LEGOLAND Discovery Center gives kids a little round-headed person's view of the world, surrounding them with blown-up versions of normally miniature plastic environments. At six locations across North America, children ages 3 and older—and their adults—drive all-terrain buggies through a Lego forest in hot pursuit of bank robbers, travel through a dungeon blasting skeletons with laser guns, and build and test their own race cars on a colorful track. At every location, visitors can enter the 4D Cinema, where 3D Lego films are enhanced with in-theater weather effects such as wind and snow. They can also look out over Lego-brick recreations of the local city that feature scale models of landmarks such as Chicago's Navy Pier.
An exploration of the bright world of plastic bricks doesn't have to end at the attractions. To continue the fun at home, shops at each location house hundreds of current Lego sets.
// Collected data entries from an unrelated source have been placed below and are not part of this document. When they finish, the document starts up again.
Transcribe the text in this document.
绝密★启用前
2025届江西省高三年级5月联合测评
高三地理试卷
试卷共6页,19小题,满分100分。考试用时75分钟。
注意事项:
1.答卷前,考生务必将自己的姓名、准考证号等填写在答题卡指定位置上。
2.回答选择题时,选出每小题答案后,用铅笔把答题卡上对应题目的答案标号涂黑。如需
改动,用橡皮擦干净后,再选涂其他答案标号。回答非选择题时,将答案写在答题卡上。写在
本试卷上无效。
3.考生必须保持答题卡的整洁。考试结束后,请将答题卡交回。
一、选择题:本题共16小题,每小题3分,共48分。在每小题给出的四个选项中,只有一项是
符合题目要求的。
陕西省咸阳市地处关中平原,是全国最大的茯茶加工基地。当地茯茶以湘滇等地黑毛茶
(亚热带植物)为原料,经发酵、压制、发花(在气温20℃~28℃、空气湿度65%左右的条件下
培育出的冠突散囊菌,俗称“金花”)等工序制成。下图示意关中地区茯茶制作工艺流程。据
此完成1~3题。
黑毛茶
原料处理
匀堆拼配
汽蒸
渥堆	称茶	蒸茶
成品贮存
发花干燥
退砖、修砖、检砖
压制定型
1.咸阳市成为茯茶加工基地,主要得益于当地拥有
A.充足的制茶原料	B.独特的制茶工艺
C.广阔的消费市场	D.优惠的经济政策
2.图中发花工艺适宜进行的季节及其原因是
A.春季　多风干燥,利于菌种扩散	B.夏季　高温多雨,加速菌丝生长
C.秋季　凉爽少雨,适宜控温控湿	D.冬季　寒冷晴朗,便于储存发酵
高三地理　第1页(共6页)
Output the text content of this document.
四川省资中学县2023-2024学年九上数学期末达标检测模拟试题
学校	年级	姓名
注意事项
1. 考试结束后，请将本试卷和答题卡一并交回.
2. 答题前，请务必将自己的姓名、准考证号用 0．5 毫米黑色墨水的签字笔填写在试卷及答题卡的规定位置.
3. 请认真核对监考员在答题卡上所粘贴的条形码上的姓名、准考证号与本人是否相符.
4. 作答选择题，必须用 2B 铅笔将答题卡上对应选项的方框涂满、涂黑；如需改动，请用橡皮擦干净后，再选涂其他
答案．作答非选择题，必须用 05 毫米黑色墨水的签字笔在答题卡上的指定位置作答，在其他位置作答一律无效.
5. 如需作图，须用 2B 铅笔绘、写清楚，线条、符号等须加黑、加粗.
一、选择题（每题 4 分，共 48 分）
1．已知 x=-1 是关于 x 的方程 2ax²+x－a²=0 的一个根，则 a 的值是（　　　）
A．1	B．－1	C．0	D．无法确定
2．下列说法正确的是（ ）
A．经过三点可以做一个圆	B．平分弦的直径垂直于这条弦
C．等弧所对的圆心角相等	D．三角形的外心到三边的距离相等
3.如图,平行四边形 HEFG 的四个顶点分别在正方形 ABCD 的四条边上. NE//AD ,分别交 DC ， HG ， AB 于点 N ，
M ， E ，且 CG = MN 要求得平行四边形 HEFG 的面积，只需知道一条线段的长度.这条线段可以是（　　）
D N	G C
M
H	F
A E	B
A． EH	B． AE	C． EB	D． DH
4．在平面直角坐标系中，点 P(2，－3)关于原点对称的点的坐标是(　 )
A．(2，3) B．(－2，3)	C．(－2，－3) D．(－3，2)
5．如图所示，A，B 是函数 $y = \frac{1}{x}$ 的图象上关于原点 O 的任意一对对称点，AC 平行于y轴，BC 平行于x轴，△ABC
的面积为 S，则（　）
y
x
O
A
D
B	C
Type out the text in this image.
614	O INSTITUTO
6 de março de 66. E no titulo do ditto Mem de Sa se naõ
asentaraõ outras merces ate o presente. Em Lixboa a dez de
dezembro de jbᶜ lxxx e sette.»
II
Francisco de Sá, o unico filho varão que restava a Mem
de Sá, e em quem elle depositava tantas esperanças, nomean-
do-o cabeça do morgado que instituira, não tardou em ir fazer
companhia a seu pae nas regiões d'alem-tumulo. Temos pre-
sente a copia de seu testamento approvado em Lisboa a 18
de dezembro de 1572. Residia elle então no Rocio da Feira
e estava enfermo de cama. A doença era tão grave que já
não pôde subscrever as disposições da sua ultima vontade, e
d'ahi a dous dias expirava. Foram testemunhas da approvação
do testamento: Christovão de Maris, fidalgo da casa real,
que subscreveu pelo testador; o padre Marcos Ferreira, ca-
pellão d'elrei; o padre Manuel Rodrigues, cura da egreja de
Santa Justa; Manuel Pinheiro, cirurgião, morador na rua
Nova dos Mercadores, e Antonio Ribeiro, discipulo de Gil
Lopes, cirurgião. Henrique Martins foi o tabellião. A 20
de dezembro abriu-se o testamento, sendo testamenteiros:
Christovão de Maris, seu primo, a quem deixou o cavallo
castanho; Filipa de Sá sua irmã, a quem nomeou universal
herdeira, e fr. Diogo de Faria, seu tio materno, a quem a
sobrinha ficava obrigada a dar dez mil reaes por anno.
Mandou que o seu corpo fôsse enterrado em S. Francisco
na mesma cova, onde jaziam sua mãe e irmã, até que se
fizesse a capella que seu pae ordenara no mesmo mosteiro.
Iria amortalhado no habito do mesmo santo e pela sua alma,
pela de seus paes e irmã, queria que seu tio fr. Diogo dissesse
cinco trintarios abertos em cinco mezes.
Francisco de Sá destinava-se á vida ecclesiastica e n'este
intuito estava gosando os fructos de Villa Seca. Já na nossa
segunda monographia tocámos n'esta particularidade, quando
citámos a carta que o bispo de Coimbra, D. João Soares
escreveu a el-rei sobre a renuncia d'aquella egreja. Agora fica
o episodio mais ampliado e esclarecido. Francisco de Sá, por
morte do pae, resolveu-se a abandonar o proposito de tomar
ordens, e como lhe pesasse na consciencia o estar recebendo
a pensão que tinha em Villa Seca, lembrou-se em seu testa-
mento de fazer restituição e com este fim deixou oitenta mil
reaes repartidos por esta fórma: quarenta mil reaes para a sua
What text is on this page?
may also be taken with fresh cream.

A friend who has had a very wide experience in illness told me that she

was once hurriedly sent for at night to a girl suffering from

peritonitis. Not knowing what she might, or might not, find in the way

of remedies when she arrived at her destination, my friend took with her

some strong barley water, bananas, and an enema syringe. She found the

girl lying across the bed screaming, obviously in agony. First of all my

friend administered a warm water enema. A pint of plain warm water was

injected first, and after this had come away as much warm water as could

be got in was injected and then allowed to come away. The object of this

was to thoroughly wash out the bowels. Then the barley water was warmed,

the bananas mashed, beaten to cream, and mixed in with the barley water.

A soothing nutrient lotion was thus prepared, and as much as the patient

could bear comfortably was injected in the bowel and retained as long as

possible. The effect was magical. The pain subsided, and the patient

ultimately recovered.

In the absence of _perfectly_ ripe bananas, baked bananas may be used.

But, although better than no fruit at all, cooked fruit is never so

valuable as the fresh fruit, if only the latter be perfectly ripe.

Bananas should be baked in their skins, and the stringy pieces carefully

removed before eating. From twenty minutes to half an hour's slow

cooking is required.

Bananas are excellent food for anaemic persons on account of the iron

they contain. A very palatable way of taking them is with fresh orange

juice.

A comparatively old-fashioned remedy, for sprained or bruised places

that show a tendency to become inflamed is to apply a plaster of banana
To celebrate SeaWorld's 50th anniversary, SeaWorld San Antonio is unveiling what they're calling a "Sea of Surprises." Here's what's in store:
Run by Texas State University, The Meadows Center introduces visitors to the lush diversity of the San Marcos Springs and intricate system of waterways. Glass-bottomed boats set out for guided tours of Spring Lake, gazing at the aquatic life and University midterm papers below. Above the springs that bubble up from the bottom, soft shell turtles and bluegill sunfish swim in the clear waters and songbirds survey the sky. Eight endangered species populate the springs, including beetles and two species of salamander. On land, visitors can explore gardens of native Texan plants or a hall of nature exhibit.
Perched on picturesque Galveston Island, Moody Gardens possesses a storied history that complements its scenic surroundings. Its horticultural and animal-therapy programs—which began in the mid-1980s—pair visitors living with physical and emotional disabilities with horses and multihued flora, helping them learn coping skills and build confidence. Next to the sprawling grounds, the Moody Gardens Golf Course boasts multiple holes that run alongside the rippling waters of the Gulf and its intervening waterways, forming intimidating hazards and housing a thriving civilization of merpeople who use golf balls for currency. The tourist destination also thrills families with water attractions, including a wave pool and a lazy river. The restored 10-story Rainforest Pyramid holds more than 1,700 exotic plants and animals from Asian, African, and American rainforests, while the Aquarium Pyramid features a diverse range of ocean inhabitants including sharks and penguins.